Onde: China • 05 de Agosto - 2026 | Fotos Chao Zhang, Guowei Liu

Erguida em uma área alagável da China, a construção serve de abrigo para pessoas e animais.

A primeira impressão é de uma ruína. Grandes cilindros de concreto surgem entre a vegetação, sustentando uma cobertura leve de bambu que parece flutuar sobre a paisagem. Não há fachadas, portas ou ambientes claramente definidos.

 

Projetada pelo Studio 10, a estrutura ocupa uma área de preservação em Longyou, na China, em que parte do terreno desaparece sob a água, num ciclo semelhante ao observado no Pantanal. Com a chegada da estação chuvosa, o rio ocupa a margem. Quando as águas baixam, o solo reaparece redesenhado pelos sedimentos e lentamente volta a ser tomado pela vegetação.

 

Qualquer construção rígida teria dificuldade para se estabelecer nesse cenário em permanente transformação, mas aqui, ao contrário de alterar a dinâmica, a estrutura oferece áreas de permanência e observação sem interromper o ciclo natural das cheias.

 

O local funciona como um abrigo compartilhado. Quem visita o parque encontra sombra, locais para descanso e pontos de observação da paisagem. Ao mesmo tempo, parte da estrutura foi planejada para receber a fauna que vive na área úmida. Alguns cilindros escondem nichos para aves que, juntamente com a vegetação, ampliam as possibilidades de abrigo para diferentes espécies.

 

Bambu e concreto são os dois elementos que definem a identidade da construção. O bambu, presente há séculos na construção e no artesanato asiáticos, forma uma trama leve que filtra a luz e serve de suporte para plantas trepadeiras. A intenção não é manter a estrutura sempre visível. Com o passar do tempo, a cobertura tende a desaparecer sob a vegetação, tornando-se parte da paisagem.

 

O concreto segue caminho semelhante.
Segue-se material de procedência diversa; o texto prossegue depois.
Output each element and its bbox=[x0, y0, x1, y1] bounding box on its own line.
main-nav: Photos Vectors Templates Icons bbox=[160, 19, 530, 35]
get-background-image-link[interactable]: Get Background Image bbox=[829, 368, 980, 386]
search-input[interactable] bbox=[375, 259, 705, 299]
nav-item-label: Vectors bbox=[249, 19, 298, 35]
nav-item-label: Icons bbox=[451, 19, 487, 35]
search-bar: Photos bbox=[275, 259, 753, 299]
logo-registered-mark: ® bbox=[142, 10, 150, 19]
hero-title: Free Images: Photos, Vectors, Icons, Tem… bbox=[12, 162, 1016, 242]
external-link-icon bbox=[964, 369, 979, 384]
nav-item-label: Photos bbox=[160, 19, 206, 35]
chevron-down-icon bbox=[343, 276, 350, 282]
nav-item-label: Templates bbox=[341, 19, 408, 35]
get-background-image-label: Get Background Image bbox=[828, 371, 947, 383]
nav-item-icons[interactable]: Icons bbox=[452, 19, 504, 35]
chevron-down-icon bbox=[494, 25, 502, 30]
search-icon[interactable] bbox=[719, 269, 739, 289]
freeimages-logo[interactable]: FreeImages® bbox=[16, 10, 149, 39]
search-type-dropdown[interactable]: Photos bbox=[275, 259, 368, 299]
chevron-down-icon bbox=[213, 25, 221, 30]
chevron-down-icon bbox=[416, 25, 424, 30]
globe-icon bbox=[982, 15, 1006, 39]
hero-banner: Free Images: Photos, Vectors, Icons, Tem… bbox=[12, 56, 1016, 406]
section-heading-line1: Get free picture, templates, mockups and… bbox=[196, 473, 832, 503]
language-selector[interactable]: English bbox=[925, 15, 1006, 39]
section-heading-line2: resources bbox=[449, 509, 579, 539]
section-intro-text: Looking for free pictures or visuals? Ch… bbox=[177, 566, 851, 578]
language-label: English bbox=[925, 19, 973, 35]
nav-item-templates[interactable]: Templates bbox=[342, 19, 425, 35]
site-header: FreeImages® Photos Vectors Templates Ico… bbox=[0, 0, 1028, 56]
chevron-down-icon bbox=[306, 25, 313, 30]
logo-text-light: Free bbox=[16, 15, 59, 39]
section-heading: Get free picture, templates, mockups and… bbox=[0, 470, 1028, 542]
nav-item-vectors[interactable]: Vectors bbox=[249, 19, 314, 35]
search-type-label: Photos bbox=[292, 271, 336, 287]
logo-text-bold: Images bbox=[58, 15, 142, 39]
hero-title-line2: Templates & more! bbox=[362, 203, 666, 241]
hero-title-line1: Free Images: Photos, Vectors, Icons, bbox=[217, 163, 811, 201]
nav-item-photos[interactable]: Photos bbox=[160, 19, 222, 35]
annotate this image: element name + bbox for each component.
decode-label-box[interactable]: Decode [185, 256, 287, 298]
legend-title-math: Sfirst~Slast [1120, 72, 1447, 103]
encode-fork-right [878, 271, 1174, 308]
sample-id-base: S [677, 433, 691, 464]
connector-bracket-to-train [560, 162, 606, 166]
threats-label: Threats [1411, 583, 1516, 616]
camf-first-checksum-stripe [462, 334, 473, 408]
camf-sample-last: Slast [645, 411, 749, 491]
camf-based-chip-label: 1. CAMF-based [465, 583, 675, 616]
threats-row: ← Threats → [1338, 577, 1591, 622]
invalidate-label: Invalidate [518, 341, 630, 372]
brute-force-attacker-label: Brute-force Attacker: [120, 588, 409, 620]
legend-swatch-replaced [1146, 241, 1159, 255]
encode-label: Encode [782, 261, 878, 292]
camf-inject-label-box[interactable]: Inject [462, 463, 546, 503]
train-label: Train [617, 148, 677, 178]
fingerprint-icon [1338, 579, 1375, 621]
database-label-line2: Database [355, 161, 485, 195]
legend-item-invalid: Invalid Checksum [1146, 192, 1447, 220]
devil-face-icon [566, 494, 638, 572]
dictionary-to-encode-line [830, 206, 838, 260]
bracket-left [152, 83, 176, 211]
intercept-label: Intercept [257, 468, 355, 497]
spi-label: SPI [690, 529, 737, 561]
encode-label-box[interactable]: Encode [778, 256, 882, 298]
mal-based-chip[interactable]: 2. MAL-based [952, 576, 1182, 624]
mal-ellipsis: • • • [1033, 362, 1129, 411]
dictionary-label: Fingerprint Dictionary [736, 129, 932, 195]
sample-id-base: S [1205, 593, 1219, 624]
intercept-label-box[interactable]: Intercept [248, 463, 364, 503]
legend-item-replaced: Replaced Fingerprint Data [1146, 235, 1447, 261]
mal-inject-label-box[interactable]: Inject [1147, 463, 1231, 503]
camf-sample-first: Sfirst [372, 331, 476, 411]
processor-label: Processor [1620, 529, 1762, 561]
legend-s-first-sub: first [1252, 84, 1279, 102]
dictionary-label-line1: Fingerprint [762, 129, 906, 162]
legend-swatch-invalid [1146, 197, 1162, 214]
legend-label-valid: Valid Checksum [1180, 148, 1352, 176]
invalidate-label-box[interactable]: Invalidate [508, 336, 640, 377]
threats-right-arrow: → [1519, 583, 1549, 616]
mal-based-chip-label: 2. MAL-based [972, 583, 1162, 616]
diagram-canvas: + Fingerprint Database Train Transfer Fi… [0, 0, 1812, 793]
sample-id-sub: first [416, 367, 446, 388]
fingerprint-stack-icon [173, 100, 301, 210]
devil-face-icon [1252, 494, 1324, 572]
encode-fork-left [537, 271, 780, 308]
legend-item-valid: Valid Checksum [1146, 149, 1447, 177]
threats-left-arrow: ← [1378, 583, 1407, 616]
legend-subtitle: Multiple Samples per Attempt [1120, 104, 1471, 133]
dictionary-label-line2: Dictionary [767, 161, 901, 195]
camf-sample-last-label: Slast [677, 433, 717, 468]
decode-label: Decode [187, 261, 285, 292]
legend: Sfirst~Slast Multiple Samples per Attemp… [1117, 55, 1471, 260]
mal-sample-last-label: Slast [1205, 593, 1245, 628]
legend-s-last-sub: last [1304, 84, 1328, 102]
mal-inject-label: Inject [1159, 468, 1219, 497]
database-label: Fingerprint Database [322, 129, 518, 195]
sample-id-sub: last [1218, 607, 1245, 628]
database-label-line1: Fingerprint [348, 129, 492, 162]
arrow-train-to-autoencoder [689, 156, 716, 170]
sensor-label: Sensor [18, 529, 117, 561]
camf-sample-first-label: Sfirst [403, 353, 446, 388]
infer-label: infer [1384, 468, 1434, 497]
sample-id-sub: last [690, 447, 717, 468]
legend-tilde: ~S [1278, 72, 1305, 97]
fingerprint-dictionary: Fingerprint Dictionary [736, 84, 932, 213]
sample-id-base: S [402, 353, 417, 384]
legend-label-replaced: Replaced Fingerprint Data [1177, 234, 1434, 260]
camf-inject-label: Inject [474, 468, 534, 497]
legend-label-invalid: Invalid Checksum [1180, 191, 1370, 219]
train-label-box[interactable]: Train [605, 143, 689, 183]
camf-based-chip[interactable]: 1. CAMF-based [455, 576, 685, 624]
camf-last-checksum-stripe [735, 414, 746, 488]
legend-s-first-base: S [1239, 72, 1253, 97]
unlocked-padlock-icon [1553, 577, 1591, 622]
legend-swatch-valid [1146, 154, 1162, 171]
Os grandes cilindros receberam textura áspera e coloração terrosa, lembrando superfícies escavadas pela ação da água. Vistos por fora, parecem blocos maciços. Ao atravessá-los, revelam espaços vazios, iluminados por aberturas irregulares que enquadram a paisagem.

 

As paredes espessas, a luz filtrada, os vazios escavados e a sensação de abrigo remetem às formações naturais. Em outros momentos, a estrutura lembra ninhos suspensos ou pequenos refúgios espalhados pela margem do rio. São espaços que convidam à permanência e à observação, sem estabelecer uma separação clara entre interior e exterior.

 

Em uma época em que muitos edifícios procuram afirmar sua presença, este parece fazer justamente o contrário: prefere ser descoberto aos poucos e permitir que o tempo complete a obra.